We crossed the border from Vietnam into Cambodia via bus, which was the easiest border crossing ever. You literally step out of the bus, walk into the immigration building, and directly out the other side back onto the bus. You dont even take your bags off the bus.
Our bus took us to the city of Pnom Penh, where we spent 2 nights at Longlin House 1, before taking another bus to the town of Sihanoukville. It was from there that we took the ferry to the island of Koh Rong.
Our 2 hour boat trip to Koh Rong was on rough seas, and like some of the previous boat trips, there were a lot of sea sick tourists vomiting everywhere lol.
Our accommodation on Koh Rong was Palm Beach, which is an idyllic isolated resort that is only accessible by boat. Nothing but deserted beaches, the sea, and the jungle. We stayed in a wooden bungalow on stilts over a pond, which had a great balcony with hammock that we loved to chill in.

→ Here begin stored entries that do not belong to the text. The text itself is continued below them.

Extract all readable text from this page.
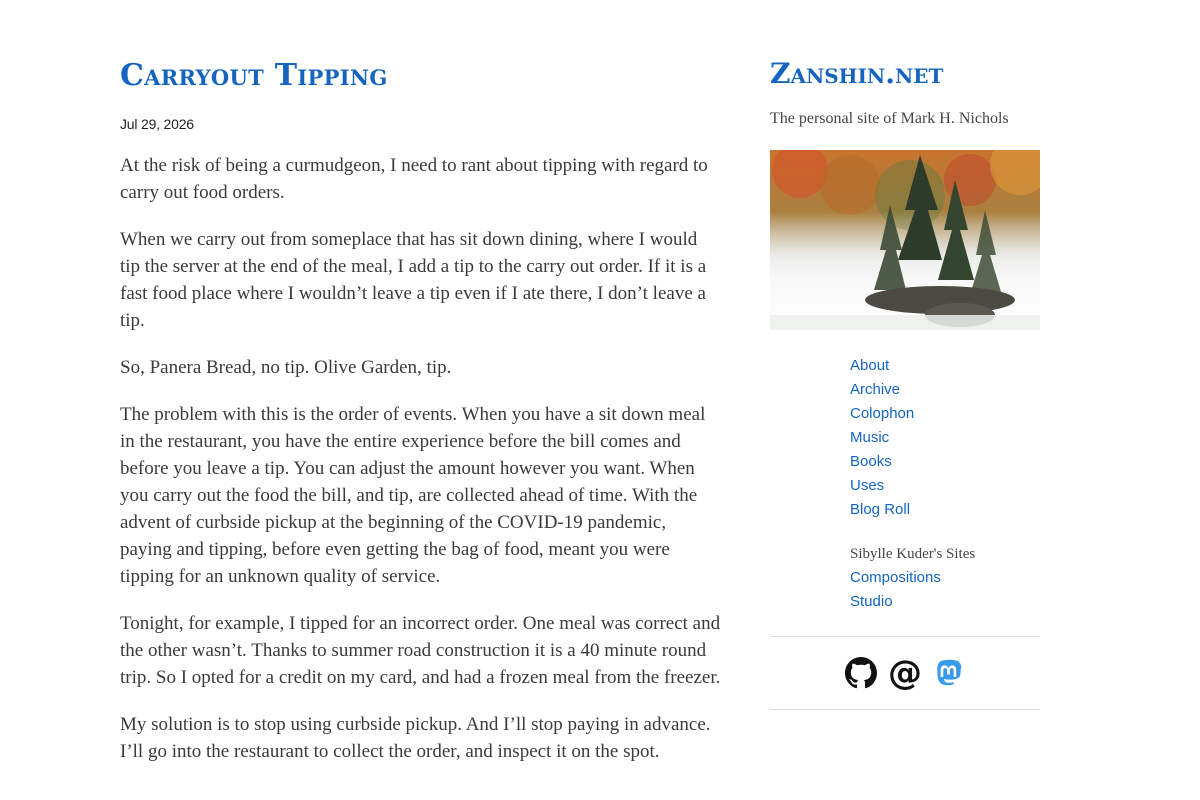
Carryout Tipping
Jul 29, 2026

At the risk of being a curmudgeon, I need to rant about tipping with regard to carry out food orders.

When we carry out from someplace that has sit down dining, where I would tip the server at the end of the meal, I add a tip to the carry out order. If it is a fast food place where I wouldn’t leave a tip even if I ate there, I don’t leave a tip.

So, Panera Bread, no tip. Olive Garden, tip.

The problem with this is the order of events. When you have a sit down meal in the restaurant, you have the entire experience before the bill comes and before you leave a tip. You can adjust the amount however you want. When you carry out the food the bill, and tip, are collected ahead of time. With the advent of curbside pickup at the beginning of the COVID-19 pandemic, paying and tipping, before even getting the bag of food, meant you were tipping for an unknown quality of service.

Tonight, for example, I tipped for an incorrect order. One meal was correct and the other wasn’t. Thanks to summer road construction it is a 40 minute round trip. So I opted for a credit on my card, and had a frozen meal from the freezer.

My solution is to stop using curbside pickup. And I’ll stop paying in advance. I’ll go into the restaurant to collect the order, and inspect it on the spot.

Zanshin.net
The personal site of Mark H. Nichols
About
Archive
Colophon
Music
Books
Uses
Blog Roll
Sibylle Kuder's Sites
Compositions
Studio
@
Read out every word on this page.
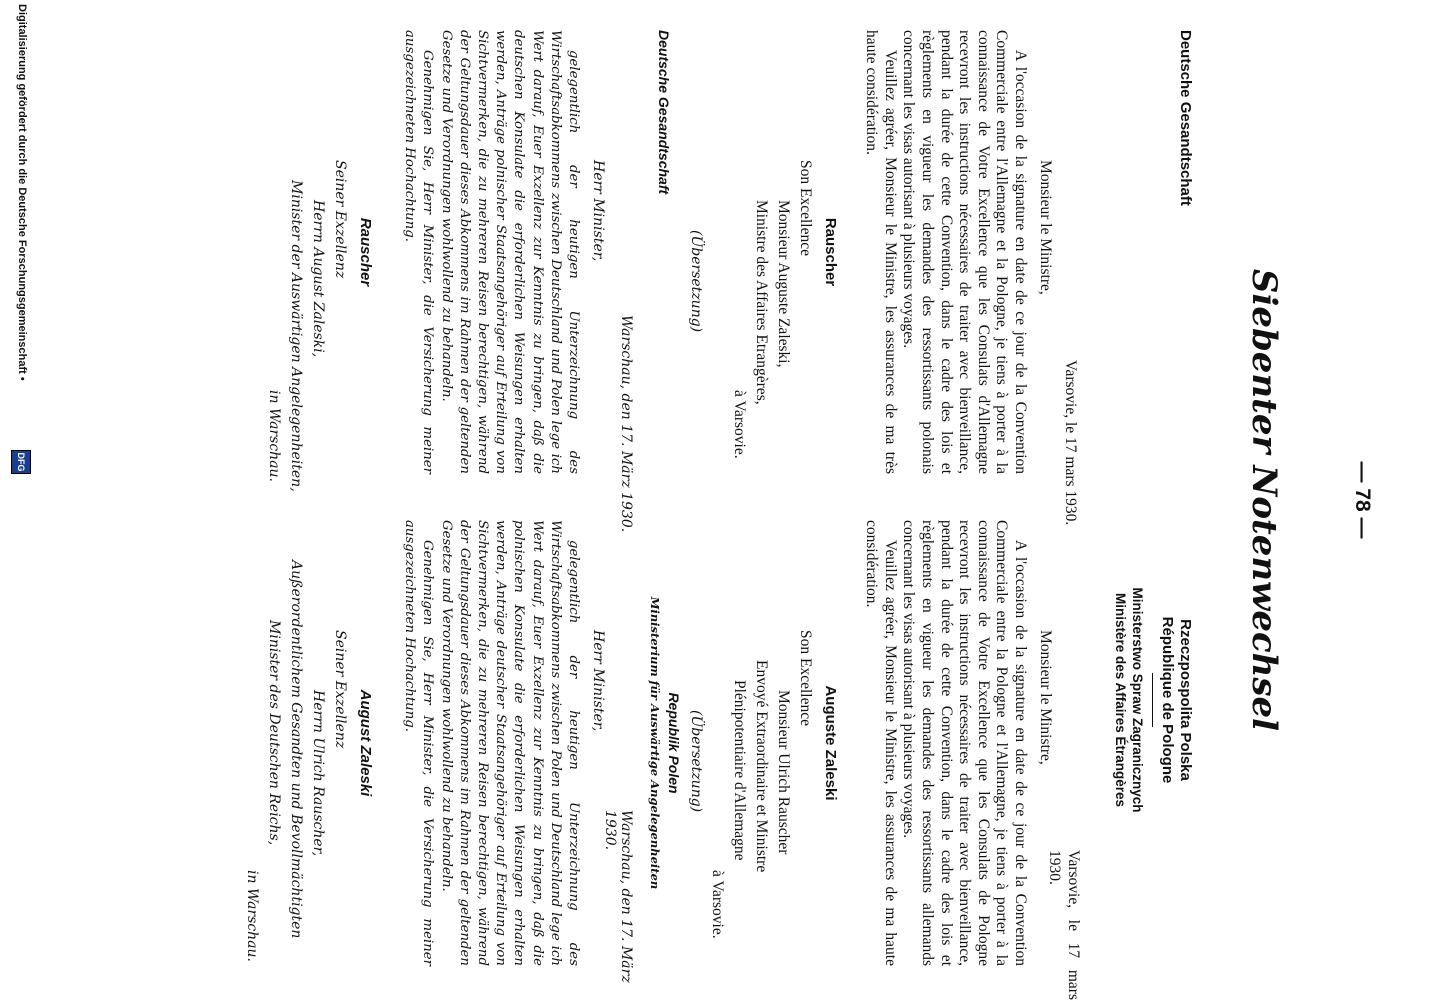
— 78 —
Siebenter Notenwechsel
Deutsche Gesandtschaft
Varsovie, le 17 mars 1930.
Monsieur le Ministre,

A l'occasion de la signature en date de ce jour de la Convention Commerciale entre l'Allemagne et la Pologne, je tiens à porter à la connaissance de Votre Excellence que les Consulats d'Allemagne recevront les instructions nécessaires de traiter avec bienveillance, pendant la durée de cette Convention, dans le cadre des lois et règlements en vigueur les demandes des ressortissants polonais concernant les visas autorisant à plusieurs voyages.

Veuillez agréer, Monsieur le Ministre, les assurances de ma très haute considération.

Rauscher
Son Excellence
Monsieur Auguste Zaleski,
Ministre des Affaires Etrangères,
à Varsovie.
(Übersetzung)
Deutsche Gesandtschaft
Warschau, den 17. März 1930.
Herr Minister,

gelegentlich der heutigen Unterzeichnung des Wirtschaftsabkommens zwischen Deutschland und Polen lege ich Wert darauf, Euer Exzellenz zur Kenntnis zu bringen, daß die deutschen Konsulate die erforderlichen Weisungen erhalten werden, Anträge polnischer Staatsangehöriger auf Erteilung von Sichtvermerken, die zu mehreren Reisen berechtigen, während der Geltungsdauer dieses Abkommens im Rahmen der geltenden Gesetze und Verordnungen wohlwollend zu behandeln.

Genehmigen Sie, Herr Minister, die Versicherung meiner ausgezeichneten Hochachtung.

Rauscher
Seiner Exzellenz
Herrn August Zaleski,
Minister der Auswärtigen Angelegenheiten,
in Warschau.
Rzeczpospolita Polska
République de Pologne
Ministerstwo Spraw Zagranicznych
Ministère des Affaires Étrangères
Varsovie, le 17 mars 1930.
Monsieur le Ministre,

A l'occasion de la signature en date de ce jour de la Convention Commerciale entre la Pologne et l'Allemagne, je tiens à porter à la connaissance de Votre Excellence que les Consulats de Pologne recevront les instructions nécessaires de traiter avec bienveillance, pendant la durée de cette Convention, dans le cadre des lois et règlements en vigueur les demandes des ressortissants allemands concernant les visas autorisant à plusieurs voyages.

Veuillez agréer, Monsieur le Ministre, les assurances de ma haute considération.

Auguste Zaleski
Son Excellence
Monsieur Ulrich Rauscher
Envoyé Extraordinaire et Ministre
Plénipotentiaire d'Allemagne
à Varsovie.
(Übersetzung)
Republik Polen
Ministerium für Auswärtige Angelegenheiten
Warschau, den 17. März 1930.
Herr Minister,

gelegentlich der heutigen Unterzeichnung des Wirtschaftsabkommens zwischen Polen und Deutschland lege ich Wert darauf, Euer Exzellenz zur Kenntnis zu bringen, daß die polnischen Konsulate die erforderlichen Weisungen erhalten werden, Anträge deutscher Staatsangehöriger auf Erteilung von Sichtvermerken, die zu mehreren Reisen berechtigen, während der Geltungsdauer dieses Abkommens im Rahmen der geltenden Gesetze und Verordnungen wohlwollend zu behandeln.

Genehmigen Sie, Herr Minister, die Versicherung meiner ausgezeichneten Hochachtung.

August Zaleski
Seiner Exzellenz
Herrn Ulrich Rauscher,
Außerordentlichem Gesandten und Bevollmächtigten
Minister des Deutschen Reichs,
in Warschau.
Digitalisierung gefördert durch die Deutsche Forschungsgemeinschaft •
DFG
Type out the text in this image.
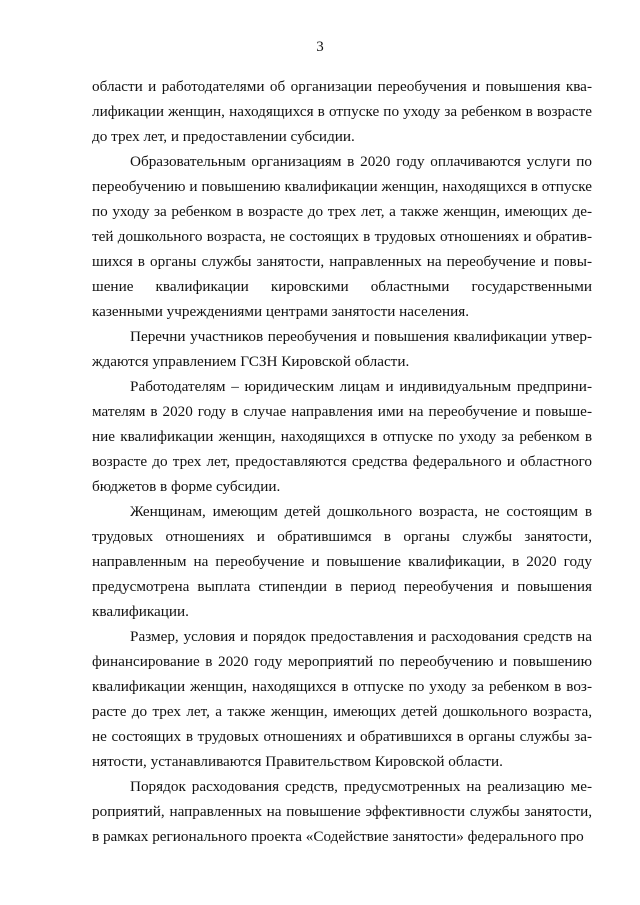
3

области и работодателями об организации переобучения и повышения квалификации женщин, находящихся в отпуске по уходу за ребенком в возрасте до трех лет, и предоставлении субсидии.

Образовательным организациям в 2020 году оплачиваются услуги по переобучению и повышению квалификации женщин, находящихся в отпуске по уходу за ребенком в возрасте до трех лет, а также женщин, имеющих детей дошкольного возраста, не состоящих в трудовых отношениях и обратившихся в органы службы занятости, направленных на переобучение и повышение квалификации кировскими областными государственными казенными учреждениями центрами занятости населения.

Перечни участников переобучения и повышения квалификации утверждаются управлением ГСЗН Кировской области.

Работодателям – юридическим лицам и индивидуальным предпринимателям в 2020 году в случае направления ими на переобучение и повышение квалификации женщин, находящихся в отпуске по уходу за ребенком в возрасте до трех лет, предоставляются средства федерального и областного бюджетов в форме субсидии.

Женщинам, имеющим детей дошкольного возраста, не состоящим в трудовых отношениях и обратившимся в органы службы занятости, направленным на переобучение и повышение квалификации, в 2020 году предусмотрена выплата стипендии в период переобучения и повышения квалификации.

Размер, условия и порядок предоставления и расходования средств на финансирование в 2020 году мероприятий по переобучению и повышению квалификации женщин, находящихся в отпуске по уходу за ребенком в возрасте до трех лет, а также женщин, имеющих детей дошкольного возраста, не состоящих в трудовых отношениях и обратившихся в органы службы занятости, устанавливаются Правительством Кировской области.

Порядок расходования средств, предусмотренных на реализацию мероприятий, направленных на повышение эффективности службы занятости, в рамках регионального проекта «Содействие занятости» федерального про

We were immersed in nature, enjoying some early morning thunderstorms, and the melodic sounds of frogs and insects. Our bungalow came with its own giant gecko, about 35cm long, who was beautiful, and kept all the mosquitoes away. The bungalow was not completely ‘sealed’, so it was easy for insects and other critters to get in. we also had two resident rain spiders that made the bathroom their home. So every time we were in there, we had one eye on the giant spiders looking back at us.
This island is renowned for having the bio-luminescent plankton in its waters. After watching the magnificent sunset every evening, we would go down to the beach for a night swim, to see the glowing plankton. It was the first time we have ever experienced what was like ‘fire flies’ under the sea. It was absolutely magical! On our night walks to the beach we would encounter loads of giant hermit crabs, clonking their shells on the path as they scuttle away from out torches.
Unfortunately, there was no ‘good snorkeling’ spots on this beach, but the tranquility of the deserted powdery white sand beaches with its turquoise blue calm waters, with ‘post card’ perfect palm trees, more than made up for this.
One of the days we decided to explore the other side of the island. There are no roads or marked paths through the jungle, so it was a bit of an adventure. We crossed the bay at low tide when the sea was out, and walked to a nearby fishing village, where we tried to get directions from the locals. We failed miserably at this due to the language barrier. We eventually passed through the village into the jungle, and after about 2 hours of blindly trekking, we exited the jungle onto ‘Lonely Beach’. During our walk we spotted giant horn bills in the trees, and it was refreshing to see these beautiful birds in the wild, and not in a cage. Lonely Beach is another deserted beach on the island with only one house which is a backpacker venue. There was nobody there, so it really lived up to its name. On the beach we found a giant swing attached to two tall palm trees. It was so much fun swinging over the waves as the rolled onto the beach.
On one of the days we got a local girl to take us to a hidden waterfall, which entailed a 2 hour hike through the jungle. It was totally worth it, and we stayed for lunch and swap in the ice cold mountain water. On our hike we passed many water buffalo, which the local inhabitants keep, but allow to roam freely. It was funny to see the buffalo chilling in the shade of the trees on the beach.
At night we would also take walks to the mangrove swamp to look for fire flies, and we only mananged to spot one 🙁
After an amazing week relaxing in paradise, we made our way back to Sihanoukville by boat, where we stayed for a couple of days at Otres Long Beach Bungalow, before moving on to Siem Riep. There is not much to do in Sihanoukville, but our accommodation was within walking distance to the beach, so we could at least spend our time swimming in the sea while we arranged our Siem Riep itinerary.